Before Half-Life, most first person shooters of the time were just run and gun and find the way out of the maze of the level. Half-Life threw that concept out and set a new level for future FPS's to meet.
Set in the Black Mesa underground research facility in the New Mexico desert the player takes the role of Dr. Gordon Freeman, a MIT graduate in theoretical physics, who is helping do research on teleportation but one experiment goes wrong and opens a portal to another planet whose inhabitants attack and try taking over the facility. All the while, Gordon Freeman’s goal is close the portal and escape alive.

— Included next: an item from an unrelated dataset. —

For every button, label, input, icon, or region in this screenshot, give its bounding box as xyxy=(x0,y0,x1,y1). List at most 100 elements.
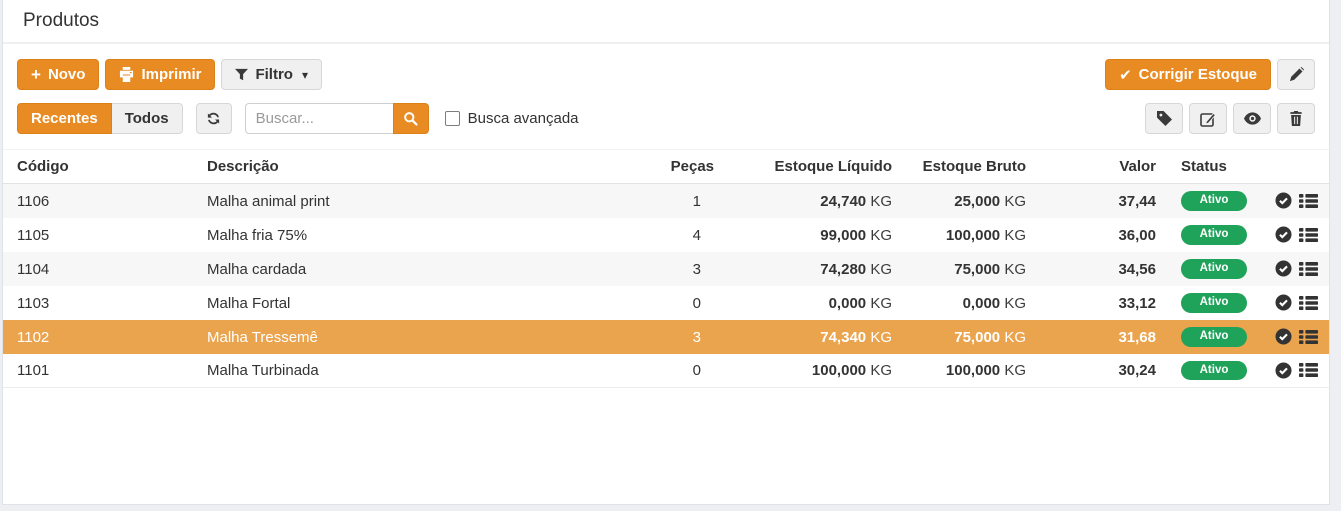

Gameplay is standard fair for a FPS, the player has weapons to shoot and gains a better arsenal as the game progresses. But what set Half-Life apart from all the other games of the time was that Half-Life integrated a thorough storyline that unfolded just as if the player was actually there.
The graphics look blocky by today's standards but was a graphical powerhouse back in 1998 with clear faces of the NPC’s and moving mouths during dialogue all in real time with the game’s engine.
Sound in the game is sparse to convey the idea that the player is stuck in a underground facility but some music is heard during boss or major actions scenes and are quite memorable because of the situations.
In the end Half-Life was a major release that no one saw coming and changed the way other FPS’s, and some other game genres, were made and told stories.